$Ass(M) = Ass(N) \cup Ass(M/N)?$ Suppose $M$ is an $R$ module and $N$ is a submodule of $M.$ I am trying to prove the following: $Ass(M) = Ass(N) \cup Ass(M/N)$. This seemed intuitively true but the proof proved to be difficult. If I have a prime ideal $P \in Ass(M)$ then $P = Ann(m)$ for some $m \in M.$ If $m \in N$ then $P \in Ass(N) \cup Ass(M/N).$ But suppose it isn't. We already have $P \subset Ann(m + N)$ so now I want to show that $Ann(m + N) \subset P.$ How do I go about doing this? If I have an element $x \in R$ such that $xm \in N$ I want to show that $xm = 0.$ If $R$ were a field this would be easy as I could simply multiply the inverse of $x$ and get that $m \in N$ which contradicts the assumption that $m \notin N.$ Should I continue in this approach?

**Disclaimer:** I'm not quite good enough to give a nice hint, or point you in the right direction.
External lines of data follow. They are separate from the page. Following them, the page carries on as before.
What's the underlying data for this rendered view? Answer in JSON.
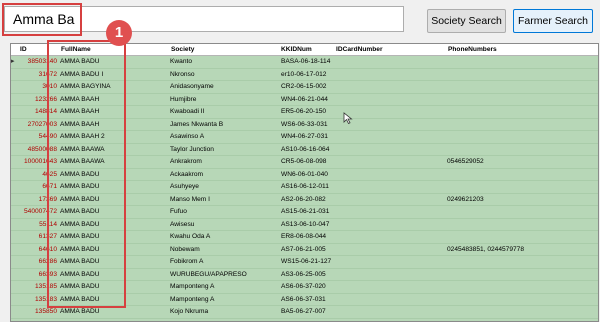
{
  "search": {
    "value": "Amma Ba"
  },
  "toolbar": {
    "society_search_label": "Society Search",
    "farmer_search_label": "Farmer Search"
  },
  "grid": {
    "columns": [
      "ID",
      "FullName",
      "Society",
      "KKIDNum",
      "IDCardNumber",
      "PhoneNumbers"
    ],
    "rows": [
      {
        "id": "38503140",
        "name": "AMMA BADU",
        "society": "Kwanto",
        "kkid": "BASA-06-18-114",
        "idcard": "",
        "phone": ""
      },
      {
        "id": "31672",
        "name": "AMMA  BADU  I",
        "society": "Nkronso",
        "kkid": "er10-06-17-012",
        "idcard": "",
        "phone": ""
      },
      {
        "id": "3010",
        "name": "AMMA  BAGYINA",
        "society": "Anidasonyame",
        "kkid": "CR2-06-15-002",
        "idcard": "",
        "phone": ""
      },
      {
        "id": "123266",
        "name": "AMMA BAAH",
        "society": "Humjibre",
        "kkid": "WN4-06-21-044",
        "idcard": "",
        "phone": ""
      },
      {
        "id": "148814",
        "name": "AMMA BAAH",
        "society": "Kwaboadi II",
        "kkid": "ER5-06-20-150",
        "idcard": "",
        "phone": ""
      },
      {
        "id": "27027003",
        "name": "AMMA BAAH",
        "society": "James Nkwanta B",
        "kkid": "WS6-06-33-031",
        "idcard": "",
        "phone": ""
      },
      {
        "id": "54490",
        "name": "AMMA BAAH 2",
        "society": "Asawinso A",
        "kkid": "WN4-06-27-031",
        "idcard": "",
        "phone": ""
      },
      {
        "id": "48500088",
        "name": "AMMA BAAWA",
        "society": "Taylor Junction",
        "kkid": "AS10-06-16-064",
        "idcard": "",
        "phone": ""
      },
      {
        "id": "100001643",
        "name": "AMMA BAAWA",
        "society": "Ankrakrom",
        "kkid": "CR5-06-08-098",
        "idcard": "",
        "phone": "0546529052"
      },
      {
        "id": "4625",
        "name": "AMMA BADU",
        "society": "Ackaakrom",
        "kkid": "WN6-06-01-040",
        "idcard": "",
        "phone": ""
      },
      {
        "id": "6671",
        "name": "AMMA BADU",
        "society": "Asuhyeye",
        "kkid": "AS16-06-12-011",
        "idcard": "",
        "phone": ""
      },
      {
        "id": "17369",
        "name": "AMMA BADU",
        "society": "Manso Mem I",
        "kkid": "AS2-06-20-082",
        "idcard": "",
        "phone": "0249621203"
      },
      {
        "id": "540007472",
        "name": "AMMA BADU",
        "society": "Fufuo",
        "kkid": "AS15-06-21-031",
        "idcard": "",
        "phone": ""
      },
      {
        "id": "55114",
        "name": "AMMA BADU",
        "society": "Awisesu",
        "kkid": "AS13-06-10-047",
        "idcard": "",
        "phone": ""
      },
      {
        "id": "61327",
        "name": "AMMA BADU",
        "society": "Kwahu Oda A",
        "kkid": "ER8-06-08-044",
        "idcard": "",
        "phone": ""
      },
      {
        "id": "64610",
        "name": "AMMA BADU",
        "society": "Nobewam",
        "kkid": "AS7-06-21-005",
        "idcard": "",
        "phone": "0245483851, 0244579778"
      },
      {
        "id": "66286",
        "name": "AMMA BADU",
        "society": "Fobikrom A",
        "kkid": "WS15-06-21-127",
        "idcard": "",
        "phone": ""
      },
      {
        "id": "66393",
        "name": "AMMA BADU",
        "society": "WURUBEGU/APAPRESO",
        "kkid": "AS3-06-25-005",
        "idcard": "",
        "phone": ""
      },
      {
        "id": "135185",
        "name": "AMMA BADU",
        "society": "Mamponteng A",
        "kkid": "AS6-06-37-020",
        "idcard": "",
        "phone": ""
      },
      {
        "id": "135183",
        "name": "AMMA BADU",
        "society": "Mamponteng A",
        "kkid": "AS6-06-37-031",
        "idcard": "",
        "phone": ""
      },
      {
        "id": "135850",
        "name": "AMMA BADU",
        "society": "Kojo Nkruma",
        "kkid": "BA5-06-27-007",
        "idcard": "",
        "phone": ""
      },
      {
        "id": "145412",
        "name": "AMMA BADU",
        "society": "Betekre A",
        "kkid": "WN12-06-08-06",
        "idcard": "",
        "phone": "0246101231"
      }
    ]
  },
  "annotation": {
    "badge_label": "1",
    "color": "#d64040"
  },
  "colors": {
    "row_bg": "#b7d7b7",
    "id_text": "#b00000"
  }
}
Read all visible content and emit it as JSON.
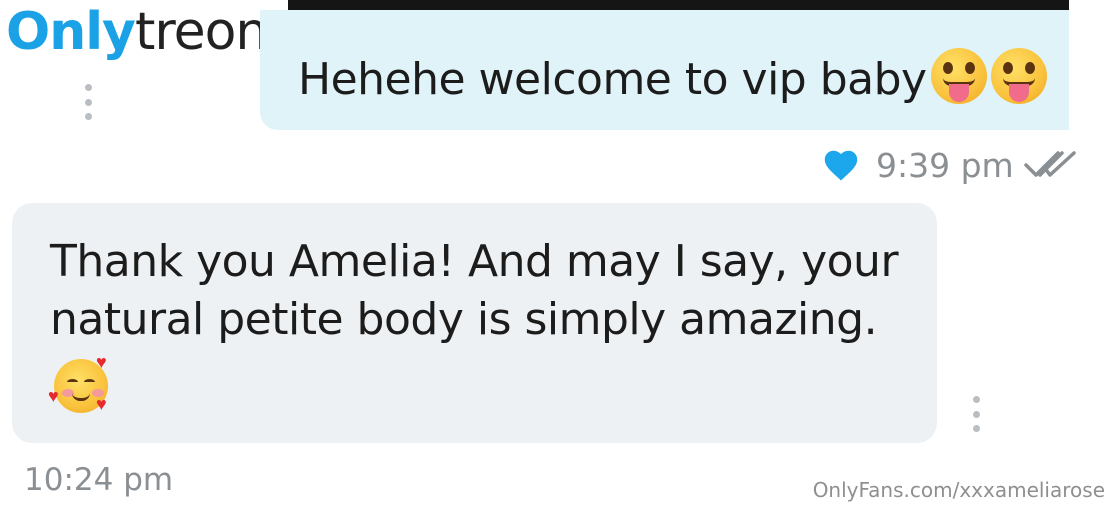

Here is the argument I am familiar with, but read on only if you want a spoiler

* * *

**claim:** $ Ass(M) \subset Ass(N) \cup Ass(M/N)$.

Let $P \in Ass(M)$. Note that $P$ is associated to $M$ if and only if there is an injection $f:R/P \hookrightarrow M$. Consider the image $\mathrm{Im}(f) \subset M$.

First assume that $\mathrm{Im}(f)$ is disjoint from $N$. Then $\pi:M \to M/N$ restricts to a monomorphism, which we consider as $\pi \circ f:R/P \to M/N$, which shows that $P \in Ass(M/N)$.

Now, assume that $\mathrm{Im}(f)$ intersects $N$ nontrivially, with $x \in \mathrm{Im}(f) \cap N$, but then $ann(x)=P$, since the image of $f$ is isomorphic to $R/P$, so $P$ is an associated prime $Ass(N)$, since it is the anhilator of some element $x \in N$.